I waited. Behind him one of the swan boats drifted under the little bridge. The ducks glided behind it.

"Marty told me to see who you talked to," the Big Guy said.

"Marty who?"

"Marty Anaheim," he said. There was surprise in his voice that there could be another Marty.

"Works for Gino Fish," I said.

Again the guy looked startled.

"He don't work for him, man. Marty's his number-one guy," he said.

"Awesome," I said.

"You know why he wanted me followed?"

"Naw. I'm just a fucking laborer, you know.
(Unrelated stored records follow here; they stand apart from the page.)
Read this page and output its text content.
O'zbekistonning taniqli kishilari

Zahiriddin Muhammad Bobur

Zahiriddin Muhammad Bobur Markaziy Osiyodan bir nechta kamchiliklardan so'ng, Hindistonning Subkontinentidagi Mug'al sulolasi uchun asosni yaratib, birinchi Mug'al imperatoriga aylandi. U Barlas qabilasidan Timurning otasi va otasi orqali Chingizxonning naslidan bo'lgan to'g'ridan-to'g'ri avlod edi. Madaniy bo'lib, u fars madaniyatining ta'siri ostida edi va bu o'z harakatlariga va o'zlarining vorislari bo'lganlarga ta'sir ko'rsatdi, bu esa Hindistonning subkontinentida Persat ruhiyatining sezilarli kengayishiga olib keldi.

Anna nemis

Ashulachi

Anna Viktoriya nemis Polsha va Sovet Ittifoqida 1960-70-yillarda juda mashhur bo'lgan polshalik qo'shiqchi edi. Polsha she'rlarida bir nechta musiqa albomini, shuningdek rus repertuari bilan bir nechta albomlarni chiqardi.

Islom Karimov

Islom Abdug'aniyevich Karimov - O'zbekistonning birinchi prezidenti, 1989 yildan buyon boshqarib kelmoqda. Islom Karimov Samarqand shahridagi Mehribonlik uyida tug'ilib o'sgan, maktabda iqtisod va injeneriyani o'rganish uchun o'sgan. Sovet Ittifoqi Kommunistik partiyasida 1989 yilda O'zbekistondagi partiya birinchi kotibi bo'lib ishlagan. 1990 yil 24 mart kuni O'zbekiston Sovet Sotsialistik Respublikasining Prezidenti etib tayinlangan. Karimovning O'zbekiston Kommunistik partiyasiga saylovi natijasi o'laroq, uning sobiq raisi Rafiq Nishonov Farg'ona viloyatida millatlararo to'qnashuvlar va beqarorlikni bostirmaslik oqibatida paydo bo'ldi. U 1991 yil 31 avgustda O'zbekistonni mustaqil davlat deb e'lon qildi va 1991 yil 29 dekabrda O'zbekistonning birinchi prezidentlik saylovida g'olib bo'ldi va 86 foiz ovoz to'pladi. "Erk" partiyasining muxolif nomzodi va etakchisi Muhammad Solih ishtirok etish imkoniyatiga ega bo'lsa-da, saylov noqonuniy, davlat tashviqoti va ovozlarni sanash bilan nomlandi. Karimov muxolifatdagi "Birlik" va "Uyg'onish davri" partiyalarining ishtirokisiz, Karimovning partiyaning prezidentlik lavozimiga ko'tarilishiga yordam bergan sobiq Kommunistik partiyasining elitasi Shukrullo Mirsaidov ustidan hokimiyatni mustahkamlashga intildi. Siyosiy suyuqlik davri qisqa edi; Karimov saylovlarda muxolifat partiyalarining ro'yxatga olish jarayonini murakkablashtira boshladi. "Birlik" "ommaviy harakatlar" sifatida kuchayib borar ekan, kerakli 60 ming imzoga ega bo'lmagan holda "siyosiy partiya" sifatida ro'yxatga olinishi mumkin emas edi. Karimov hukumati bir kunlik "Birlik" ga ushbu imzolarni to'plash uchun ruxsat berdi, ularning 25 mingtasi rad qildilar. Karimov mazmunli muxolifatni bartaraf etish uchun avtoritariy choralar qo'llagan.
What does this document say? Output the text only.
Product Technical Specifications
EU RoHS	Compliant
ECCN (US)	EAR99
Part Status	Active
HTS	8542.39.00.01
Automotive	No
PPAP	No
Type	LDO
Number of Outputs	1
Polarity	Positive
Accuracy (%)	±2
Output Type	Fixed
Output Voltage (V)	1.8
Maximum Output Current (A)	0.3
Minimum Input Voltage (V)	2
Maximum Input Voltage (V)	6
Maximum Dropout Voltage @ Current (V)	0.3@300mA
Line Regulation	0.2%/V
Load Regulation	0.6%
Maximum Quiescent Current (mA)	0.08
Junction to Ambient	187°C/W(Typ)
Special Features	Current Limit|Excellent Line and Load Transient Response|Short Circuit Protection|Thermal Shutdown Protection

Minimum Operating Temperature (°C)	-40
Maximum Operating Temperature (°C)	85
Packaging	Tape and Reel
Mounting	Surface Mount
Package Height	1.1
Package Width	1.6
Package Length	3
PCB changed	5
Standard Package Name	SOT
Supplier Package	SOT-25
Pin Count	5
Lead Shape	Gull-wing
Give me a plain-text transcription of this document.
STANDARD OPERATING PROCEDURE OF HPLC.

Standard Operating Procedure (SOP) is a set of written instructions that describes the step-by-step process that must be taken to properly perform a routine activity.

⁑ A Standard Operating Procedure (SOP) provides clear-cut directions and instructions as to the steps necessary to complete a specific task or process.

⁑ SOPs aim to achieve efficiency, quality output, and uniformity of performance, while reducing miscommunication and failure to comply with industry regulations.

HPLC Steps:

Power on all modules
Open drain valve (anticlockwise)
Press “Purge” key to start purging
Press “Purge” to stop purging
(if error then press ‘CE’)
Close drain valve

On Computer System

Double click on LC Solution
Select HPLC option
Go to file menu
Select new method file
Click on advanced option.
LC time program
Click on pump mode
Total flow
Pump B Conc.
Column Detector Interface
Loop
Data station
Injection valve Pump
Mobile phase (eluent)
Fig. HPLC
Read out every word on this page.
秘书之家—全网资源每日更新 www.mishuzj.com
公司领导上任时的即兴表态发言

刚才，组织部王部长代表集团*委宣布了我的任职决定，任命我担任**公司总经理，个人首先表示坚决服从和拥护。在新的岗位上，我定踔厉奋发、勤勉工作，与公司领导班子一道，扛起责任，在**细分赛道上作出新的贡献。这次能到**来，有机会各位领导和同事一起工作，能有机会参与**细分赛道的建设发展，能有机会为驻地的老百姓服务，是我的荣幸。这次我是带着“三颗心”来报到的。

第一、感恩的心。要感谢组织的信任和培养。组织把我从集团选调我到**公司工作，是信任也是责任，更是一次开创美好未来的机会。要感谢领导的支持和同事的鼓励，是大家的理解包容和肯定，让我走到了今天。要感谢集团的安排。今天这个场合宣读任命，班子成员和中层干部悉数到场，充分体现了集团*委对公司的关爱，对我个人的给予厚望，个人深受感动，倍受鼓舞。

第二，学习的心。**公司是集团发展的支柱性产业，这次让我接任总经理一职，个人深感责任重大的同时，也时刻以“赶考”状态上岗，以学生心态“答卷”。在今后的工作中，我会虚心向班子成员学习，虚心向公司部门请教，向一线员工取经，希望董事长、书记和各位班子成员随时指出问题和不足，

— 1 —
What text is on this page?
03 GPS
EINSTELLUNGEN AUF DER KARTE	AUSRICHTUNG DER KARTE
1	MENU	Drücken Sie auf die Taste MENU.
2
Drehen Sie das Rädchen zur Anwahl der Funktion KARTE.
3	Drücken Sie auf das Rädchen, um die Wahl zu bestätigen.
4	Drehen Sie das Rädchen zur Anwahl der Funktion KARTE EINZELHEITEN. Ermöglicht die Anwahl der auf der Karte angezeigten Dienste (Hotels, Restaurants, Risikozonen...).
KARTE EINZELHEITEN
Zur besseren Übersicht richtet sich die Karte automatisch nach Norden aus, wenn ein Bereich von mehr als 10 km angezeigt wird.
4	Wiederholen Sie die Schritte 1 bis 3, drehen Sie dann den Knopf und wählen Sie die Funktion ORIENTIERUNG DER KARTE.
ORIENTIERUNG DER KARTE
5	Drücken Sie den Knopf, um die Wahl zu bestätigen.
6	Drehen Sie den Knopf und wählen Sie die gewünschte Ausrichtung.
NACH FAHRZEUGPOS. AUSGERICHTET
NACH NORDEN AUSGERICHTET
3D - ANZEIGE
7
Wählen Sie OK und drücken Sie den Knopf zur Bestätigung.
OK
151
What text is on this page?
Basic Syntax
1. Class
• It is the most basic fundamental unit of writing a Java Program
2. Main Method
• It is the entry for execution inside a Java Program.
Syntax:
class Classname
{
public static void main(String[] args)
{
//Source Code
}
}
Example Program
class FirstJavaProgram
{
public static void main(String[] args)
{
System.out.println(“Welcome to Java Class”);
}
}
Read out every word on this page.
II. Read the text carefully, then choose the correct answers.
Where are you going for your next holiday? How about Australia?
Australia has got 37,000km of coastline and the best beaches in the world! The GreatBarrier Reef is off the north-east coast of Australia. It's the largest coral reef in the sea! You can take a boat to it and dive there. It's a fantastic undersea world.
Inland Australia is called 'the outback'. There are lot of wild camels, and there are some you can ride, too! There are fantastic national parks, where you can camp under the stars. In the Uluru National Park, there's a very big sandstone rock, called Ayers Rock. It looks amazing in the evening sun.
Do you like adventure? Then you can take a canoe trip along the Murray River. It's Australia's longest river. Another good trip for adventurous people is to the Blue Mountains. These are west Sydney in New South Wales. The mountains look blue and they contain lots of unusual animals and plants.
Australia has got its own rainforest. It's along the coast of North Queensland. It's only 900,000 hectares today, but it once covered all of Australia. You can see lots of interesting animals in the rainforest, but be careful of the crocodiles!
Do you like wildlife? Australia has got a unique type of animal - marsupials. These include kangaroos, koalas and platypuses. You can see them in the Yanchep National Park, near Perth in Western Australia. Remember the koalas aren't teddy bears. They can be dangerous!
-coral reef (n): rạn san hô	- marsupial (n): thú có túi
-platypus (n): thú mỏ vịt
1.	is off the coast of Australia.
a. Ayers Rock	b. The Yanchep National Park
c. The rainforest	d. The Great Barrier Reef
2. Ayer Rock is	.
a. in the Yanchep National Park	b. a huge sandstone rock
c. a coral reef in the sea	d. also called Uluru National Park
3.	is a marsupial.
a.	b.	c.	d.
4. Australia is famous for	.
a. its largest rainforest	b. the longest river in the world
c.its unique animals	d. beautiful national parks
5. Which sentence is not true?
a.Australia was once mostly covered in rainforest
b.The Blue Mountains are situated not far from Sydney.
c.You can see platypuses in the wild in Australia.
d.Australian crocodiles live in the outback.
Grunt work. They don't tell me shit."

"When did Marty tell you to start following me?"

"Sent me out this morning."

"How long were you supposed to stay on me?"

"Till he told me to stop."

"Okay, here's what you do. Tell him I made you, and you decided the wisest course was to bail out on the tail. You got that?"

"The wisest course…?"

"Ad lib if you want to."

"Yeah, but Marty'll put somebody else on you."

"Tell him not to," I said.

"I can't tell Marly Anaheim what to do."

"Anyone else follows me around I'm going to speak to Marty direct."

"Jesus, you can't do that, he'll know I told you."

I shrugged and turned and walked away from him. I crossed Arlington Street at the light. Down at the corner of Newbury Street people were going into the Ritz, probably having lunch in the cafe.